These Are as Dangerous for Drivers as Drunk Driving
We all know that driving drunk is extremely dangerous. In 2013, drunk driving accounted for 10,076 traffic deaths – 31 percent of the total. National safety campaigns have rightly portrayed drunk driving as irresponsible and deadly. But less common knowledge claims that two other common activities are just as dangerous – or even more dangerous – as getting behind the wheel drunk: driving while fatigued and driving while texting.
Recently, the Discovery Channel’s “Mythbusters” put the fatigue claims to the test, and the National Highway Traffic Safety Administration (NHTSA) released truly alarming statistics on the consequences of texting.
Many people are unaware that driving while fatigued, or drowsy driving, can be as fatal as drunk driving. When drivers are sleepy, their judgment and reaction time are significantly impaired, and the danger of falling asleep at the wheel means that crashes are more likely. According to the National Sleep Foundation, staying awake for just 18 hours is the equivalent of a blood alcohol content of .08, and having six hours of sleep or less triples your risk of an accident.

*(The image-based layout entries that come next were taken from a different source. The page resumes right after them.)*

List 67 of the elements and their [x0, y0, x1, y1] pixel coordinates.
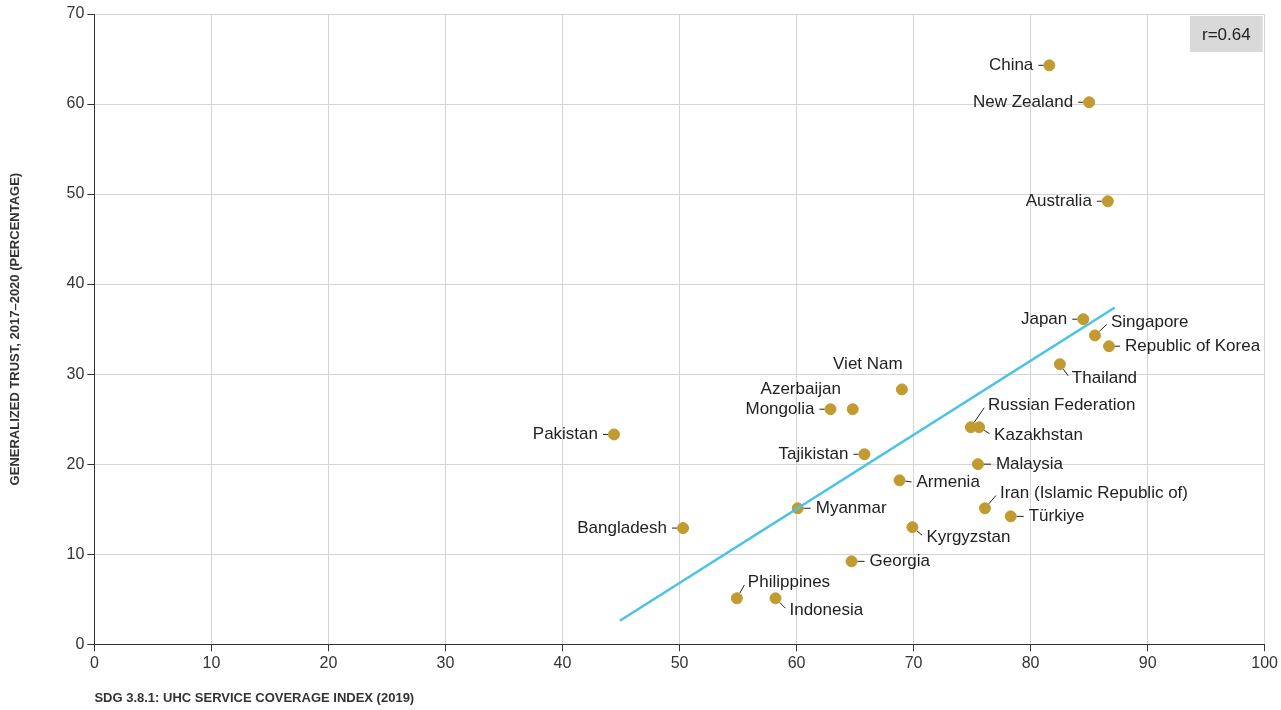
point — [895, 383, 908, 396]
point — [769, 592, 782, 605]
point — [1077, 313, 1090, 326]
annotation: Japan — [1020, 308, 1068, 328]
point — [1088, 329, 1101, 342]
annotation: Azerbaijan — [760, 378, 841, 398]
x-tick-label: 80 — [1021, 654, 1040, 672]
x-tick-label: 70 — [904, 654, 923, 672]
annotation: Pakistan — [532, 424, 598, 444]
x-tick-label: 10 — [202, 654, 221, 672]
x-tick-label: 30 — [436, 654, 455, 672]
annotation: Türkiye — [1028, 506, 1085, 526]
annotation: Tajikistan — [778, 443, 849, 463]
annotation: Thailand — [1071, 367, 1138, 387]
y-axis-title: GENERALIZED TRUST, 2017–2020 (PERCENTAGE) — [7, 172, 23, 486]
annotation: Mongolia — [745, 398, 816, 418]
point — [1053, 358, 1066, 371]
point — [858, 448, 871, 461]
annotation: Republic of Korea — [1125, 335, 1261, 355]
point — [845, 555, 858, 568]
annotation: Viet Nam — [833, 354, 903, 374]
x-tick-label: 20 — [319, 654, 338, 672]
point — [1083, 96, 1096, 109]
x-tick-label: 0 — [89, 654, 99, 672]
annotation: Bangladesh — [577, 517, 668, 537]
annotation: r=0.64 — [1201, 24, 1251, 44]
annotation: Philippines — [747, 571, 831, 591]
point — [1101, 195, 1114, 208]
annotation: Myanmar — [815, 497, 887, 517]
point — [607, 428, 620, 441]
y-tick-label: 70 — [66, 4, 85, 22]
x-tick-label: 60 — [787, 654, 806, 672]
x-tick-label: 40 — [553, 654, 572, 672]
annotation: Armenia — [916, 472, 981, 492]
point — [1043, 59, 1056, 72]
annotation: Iran (Islamic Republic of) — [999, 482, 1188, 502]
annotation: Russian Federation — [987, 394, 1136, 414]
point — [906, 521, 919, 534]
annotation: Georgia — [869, 551, 931, 571]
y-tick-label: 0 — [75, 634, 85, 652]
x-axis-title: SDG 3.8.1: UHC SERVICE COVERAGE INDEX (2019) — [94, 689, 415, 705]
annotation: Singapore — [1110, 312, 1189, 332]
point — [677, 522, 690, 535]
y-tick-label: 20 — [66, 454, 85, 472]
point — [971, 458, 984, 471]
x-tick-label: 100 — [1251, 654, 1279, 672]
point — [730, 592, 743, 605]
point — [824, 403, 837, 416]
y-tick-label: 60 — [66, 94, 85, 112]
annotation: Kazakhstan — [994, 424, 1083, 444]
annotation: Kyrgyzstan — [926, 526, 1011, 546]
point — [1103, 340, 1116, 353]
y-tick-label: 40 — [66, 274, 85, 292]
x-tick-label: 90 — [1138, 654, 1157, 672]
point — [1004, 510, 1017, 523]
annotation: Australia — [1025, 190, 1093, 210]
annotation: Indonesia — [789, 599, 864, 619]
annotation: Malaysia — [995, 453, 1064, 473]
point — [846, 403, 859, 416]
annotation: New Zealand — [972, 91, 1074, 111]
y-tick-label: 30 — [66, 364, 85, 382]
point — [978, 502, 991, 515]
point — [893, 474, 906, 487]
annotation: China — [988, 55, 1034, 74]
y-tick-label: 10 — [66, 544, 85, 562]
x-tick-label: 50 — [670, 654, 689, 672]
y-tick-label: 50 — [66, 184, 85, 202]
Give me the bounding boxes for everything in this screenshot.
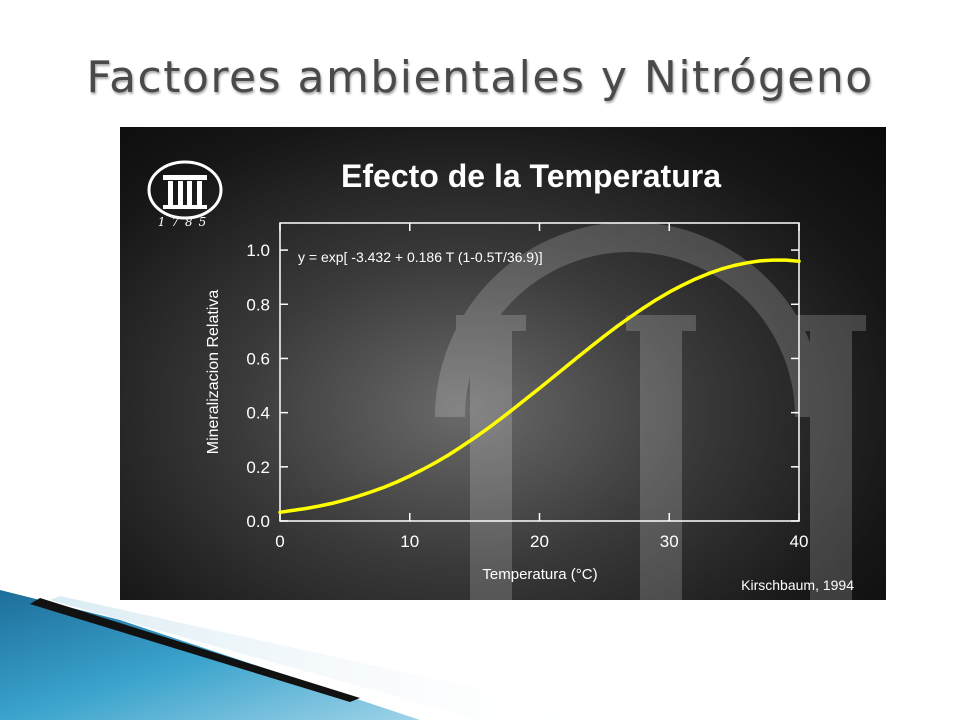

When “Mythbusters” put drowsy driving to the test, Kari Byron and Tory Belleci took the same driving tests three times: once sober and with plenty of sleep, once after two drinks, and once after staying up for 30 hours straight. They confirmed the National Sleep Foundation’s statement: lack of sleep had more serious effects than their drinking did.
Texting while driving may be even more dangerous. According to the National Highway Traffic Safety Administration (NHTSA), driving and texting is six times more dangerous than drunk driving, and texting drivers are 23 times more likely to get in an accident than non-texting drivers.
According to the NHTSA, sending or receiving a text takes 4.6 seconds on average. Taking one’s eyes off the road for that long is the equivalent of driving the length of a football field while wearing a blindfold. Texting while driving is now the leading cause of deaths and serious accidents for teenage drivers – replacing drunk driving for that dubiously prestigious position.